Edge basiert wie Google Chrome, Opera und Brave auf der Chromium-Architektur. Aber der Microsoft-Browser dürfte bislang der Einzige sein, der Passwörter so behandelt. Google Chrome lädt etwa Passwörter nur dann im Klartext in den Arbeitsspeicher, wenn ein Passwort-Fenster zum Ausfüllen erscheint oder der User sie direkt abruft.

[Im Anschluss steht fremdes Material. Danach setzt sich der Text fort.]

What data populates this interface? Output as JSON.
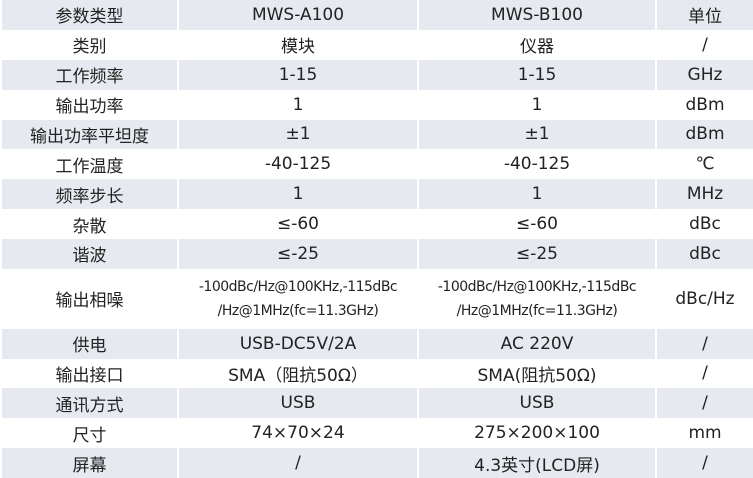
{
  "table": {
    "header": [
      "参数类型",
      "MWS-A100",
      "MWS-B100",
      "单位"
    ],
    "rows": [
      [
        "类别",
        "模块",
        "仪器",
        "/"
      ],
      [
        "工作频率",
        "1-15",
        "1-15",
        "GHz"
      ],
      [
        "输出功率",
        "1",
        "1",
        "dBm"
      ],
      [
        "输出功率平坦度",
        "±1",
        "±1",
        "dBm"
      ],
      [
        "工作温度",
        "-40-125",
        "-40-125",
        "℃"
      ],
      [
        "频率步长",
        "1",
        "1",
        "MHz"
      ],
      [
        "杂散",
        "≤-60",
        "≤-60",
        "dBc"
      ],
      [
        "谐波",
        "≤-25",
        "≤-25",
        "dBc"
      ],
      [
        "输出相噪",
        [
          "-100dBc/Hz@100KHz,-115dBc",
          "/Hz@1MHz(fc=11.3GHz)"
        ],
        [
          "-100dBc/Hz@100KHz,-115dBc",
          "/Hz@1MHz(fc=11.3GHz)"
        ],
        "dBc/Hz"
      ],
      [
        "供电",
        "USB-DC5V/2A",
        "AC 220V",
        "/"
      ],
      [
        "输出接口",
        "SMA（阻抗50Ω）",
        "SMA(阻抗50Ω)",
        "/"
      ],
      [
        "通讯方式",
        "USB",
        "USB",
        "/"
      ],
      [
        "尺寸",
        "74×70×24",
        "275×200×100",
        "mm"
      ],
      [
        "屏幕",
        "/",
        "4.3英寸(LCD屏)",
        "/"
      ]
    ]
  }
}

Microsoft schiebt Verantwortung auf Nutzer
Im Arbeitsspeicher sind die Passwörter nicht vor unrechtmäßigen Zugriffen geschützt, weshalb sie dort nicht ständig im Klartext zu jeder Zeit vorliegen sollten. Microsoft selbst hält seinen Browser aber nicht für das Problem, wie es Windows Central mitteilt. Es sei nur dann ein Problem, wenn das Gerät an sich gehackt wurde.
Die Klartextspeicherung scheint sogar beabsichtigt: Statt das Problem zu beheben, schiebt Microsoft die Verantwortung auf die Nutzer: „Wir empfehlen Nutzern, die neuesten Sicherheitsupdates und Antivirensoftware zu installieren, um sich vor Sicherheitsbedrohungen zu schützen“, heißt es im Statement.
Microsoft scheint also von der Klartextspeicherung zu wissen und hat offenbar auch nicht vor, etwas daran zu ändern. Das heißt aber auch: Wer seine Passwörter schützen will, sollte sie besser nicht direkt in Edge speichern. Eine Alternative sind etwa externe Passwortmanager wie das quelloffene KeePass oder Bitwarden.